FEMA says environmental groups’ lawsuit should be heard in PR and not DC


Puerto Rico environmental groups should sue the Federal Emergency Management Agency (FEMA) in the U.S. commonwealth and not in the District of Columbia (D.C.) because there are no ties to D.C., the federal agency said in a recent court document.

The environmental groups, led by the Comité Dialogo Ambiental (Environmental Dialogue Committee), sued FEMA in D.C. earlier this year, arguing that the federal agency violated the National Environmental Policy Act (NEPA) while developing its Puerto Rico Fossil Grid Entrenchment Project and the Puerto Rico Public Facilities Project. The projects were aimed at rebuilding the island electrical grid after hurricanes Irma and Maria in 2017. A few years later, Hurricane Fiona further damaged the electrical system.

The environmental groups in the case, Comité Dialogo Ambiental et al. v FEMA et al, claim the programmatic environmental assessments (PEAs) that FEMA developed violated NEPA as the federal agency didn’t consider using more resilient systems, such as solar or microgrids, in the rebuilding. The groups are asking for a declaration that the PEAs violated NEPA and for an order for FEMA to prepare an environmental impact statement. FEMA argued on July 21 that the U.S. District Court in D.C. was not an appropriate venue because all alleged wrongdoing raised by the environmental groups occurred in Puerto Rico, and there were no strong ties to D.C. other than it being the location of FEMA’s headquarters.

“This District is not the appropriate venue for Plaintiffs’ claims, which arise out of agency actions that occurred in Puerto Rico,” a lawyer for FEMA said. “Plaintiffs challenge two Programmatic Environmental Assessments (PEAs) and their corresponding Findings of No Significant Impact (FONSIs) that the Federal Emergency Management Agency (FEMA) issued under the National Environmental Policy Act (NEPA). Both PEAs and FONSIs were developed and issued in Puerto Rico and cover activities that will occur solely in Puerto Rico.”

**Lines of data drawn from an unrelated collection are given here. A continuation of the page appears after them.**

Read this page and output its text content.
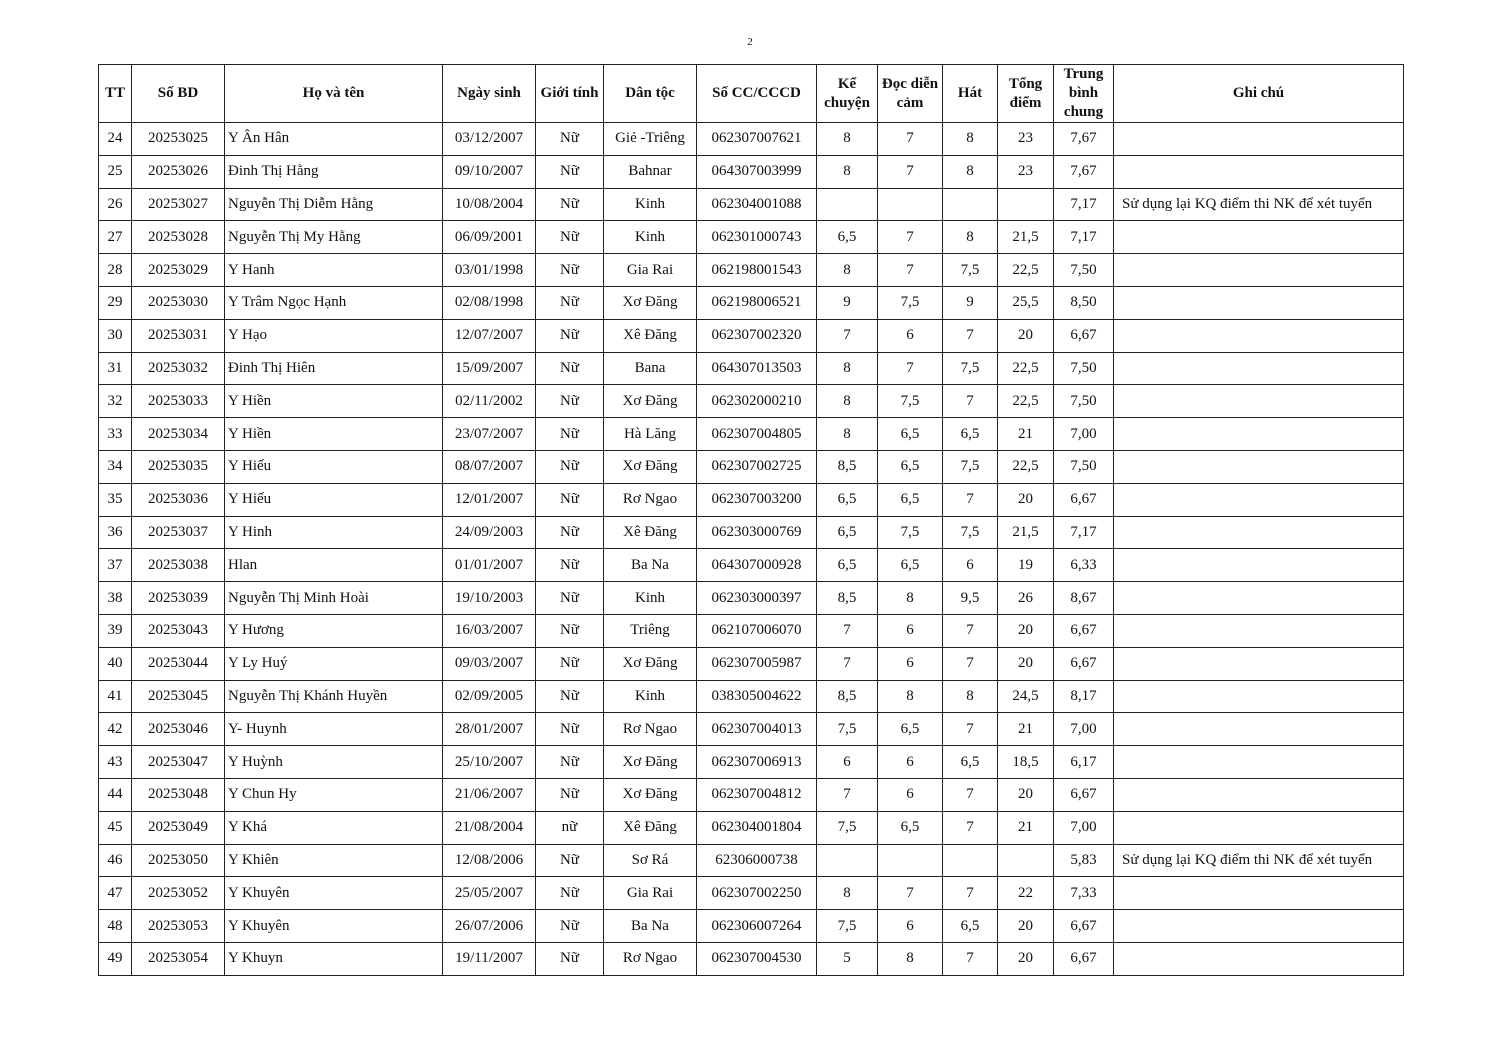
2
TT	Số BD	Họ và tên	Ngày sinh	Giới tính	Dân tộc	Số CC/CCCD	Kể chuyện	Đọc diễn cảm	Hát	Tổng điểm	Trung bình chung	Ghi chú
24	20253025	Y Ân Hân	03/12/2007	Nữ	Giẻ -Triêng	062307007621	8	7	8	23	7,67	
25	20253026	Đinh Thị Hằng	09/10/2007	Nữ	Bahnar	064307003999	8	7	8	23	7,67	
26	20253027	Nguyễn Thị Diễm Hằng	10/08/2004	Nữ	Kinh	062304001088					7,17	Sử dụng lại KQ điểm thi NK để xét tuyển
27	20253028	Nguyễn Thị My Hằng	06/09/2001	Nữ	Kinh	062301000743	6,5	7	8	21,5	7,17	
28	20253029	Y Hanh	03/01/1998	Nữ	Gia Rai	062198001543	8	7	7,5	22,5	7,50	
29	20253030	Y Trâm Ngọc Hạnh	02/08/1998	Nữ	Xơ Đăng	062198006521	9	7,5	9	25,5	8,50	
30	20253031	Y Hạo	12/07/2007	Nữ	Xê Đăng	062307002320	7	6	7	20	6,67	
31	20253032	Đinh Thị Hiên	15/09/2007	Nữ	Bana	064307013503	8	7	7,5	22,5	7,50	
32	20253033	Y Hiền	02/11/2002	Nữ	Xơ Đăng	062302000210	8	7,5	7	22,5	7,50	
33	20253034	Y Hiền	23/07/2007	Nữ	Hà Lăng	062307004805	8	6,5	6,5	21	7,00	
34	20253035	Y Hiếu	08/07/2007	Nữ	Xơ Đăng	062307002725	8,5	6,5	7,5	22,5	7,50	
35	20253036	Y Hiếu	12/01/2007	Nữ	Rơ Ngao	062307003200	6,5	6,5	7	20	6,67	
36	20253037	Y Hinh	24/09/2003	Nữ	Xê Đăng	062303000769	6,5	7,5	7,5	21,5	7,17	
37	20253038	Hlan	01/01/2007	Nữ	Ba Na	064307000928	6,5	6,5	6	19	6,33	
38	20253039	Nguyễn Thị Minh Hoài	19/10/2003	Nữ	Kinh	062303000397	8,5	8	9,5	26	8,67	
39	20253043	Y Hương	16/03/2007	Nữ	Triêng	062107006070	7	6	7	20	6,67	
40	20253044	Y Ly Huý	09/03/2007	Nữ	Xơ Đăng	062307005987	7	6	7	20	6,67	
41	20253045	Nguyễn Thị Khánh Huyền	02/09/2005	Nữ	Kinh	038305004622	8,5	8	8	24,5	8,17	
42	20253046	Y- Huynh	28/01/2007	Nữ	Rơ Ngao	062307004013	7,5	6,5	7	21	7,00	
43	20253047	Y Huỳnh	25/10/2007	Nữ	Xơ Đăng	062307006913	6	6	6,5	18,5	6,17	
44	20253048	Y Chun Hy	21/06/2007	Nữ	Xơ Đăng	062307004812	7	6	7	20	6,67	
45	20253049	Y Khá	21/08/2004	nữ	Xê Đăng	062304001804	7,5	6,5	7	21	7,00	
46	20253050	Y Khiên	12/08/2006	Nữ	Sơ Rá	62306000738					5,83	Sử dụng lại KQ điểm thi NK để xét tuyển
47	20253052	Y Khuyên	25/05/2007	Nữ	Gia Rai	062307002250	8	7	7	22	7,33	
48	20253053	Y Khuyên	26/07/2006	Nữ	Ba Na	062306007264	7,5	6	6,5	20	6,67	
49	20253054	Y Khuyn	19/11/2007	Nữ	Rơ Ngao	062307004530	5	8	7	20	6,67	
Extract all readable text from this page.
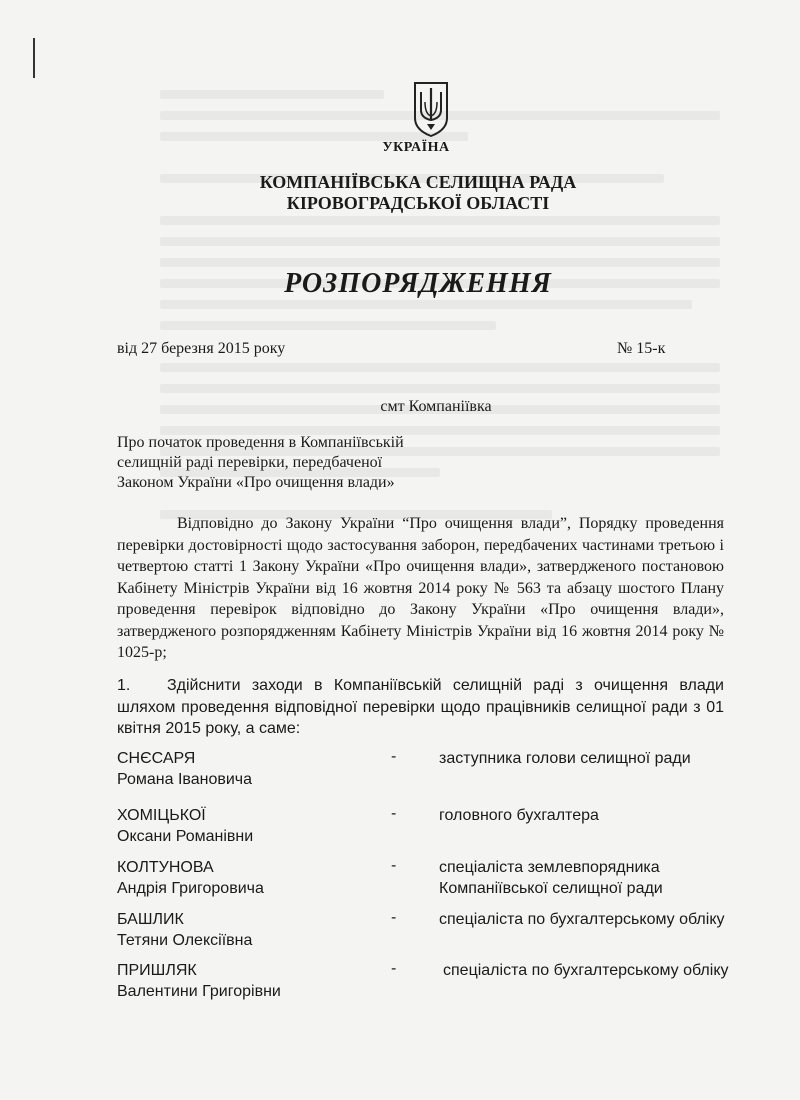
УКРАЇНА
КОМПАНІЇВСЬКА СЕЛИЩНА РАДА
КІРОВОГРАДСЬКОЇ ОБЛАСТІ
РОЗПОРЯДЖЕННЯ
від 27 березня 2015 року	№ 15-к
смт Компаніївка
Про початок проведення в Компаніївській
селищній раді перевірки, передбаченої
Законом України «Про очищення влади»
Відповідно до Закону України “Про очищення влади”, Порядку проведення перевірки достовірності щодо застосування заборон, передбачених частинами третьою і четвертою статті 1 Закону України «Про очищення влади», затвердженого постановою Кабінету Міністрів України від 16 жовтня 2014 року № 563 та абзацу шостого Плану проведення перевірок відповідно до Закону України «Про очищення влади», затвердженого розпорядженням Кабінету Міністрів України від 16 жовтня 2014 року № 1025-р;
1. Здійснити заходи в Компаніївській селищній раді з очищення влади шляхом проведення відповідної перевірки щодо працівників селищної ради з 01 квітня 2015 року, а саме:
СНЄСАРЯ
Романа Івановича
-	заступника голови селищної ради
ХОМІЦЬКОЇ
Оксани Романівни
-	головного бухгалтера
КОЛТУНОВА
Андрія Григоровича
-	спеціаліста землевпорядника
Компаніївської селищної ради
БАШЛИК
Тетяни Олексіївна
-	спеціаліста по бухгалтерському обліку
ПРИШЛЯК
Валентини Григорівни
-	спеціаліста по бухгалтерському обліку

FEMA said the environmental groups do not appear to dispute that they could have filed suit in the District of Puerto Rico. “Instead, they grasp at straws to connect their claims to this District,” the lawyer said. “The Court, however, must guard against the danger that a plaintiff might manufacture venue in the District of Columbia.”

The environmental groups say that D.C. is the appropriate venue because officials who earmarked FEMA funds are in Washington and former President Trump played a role in the case, among other reasons.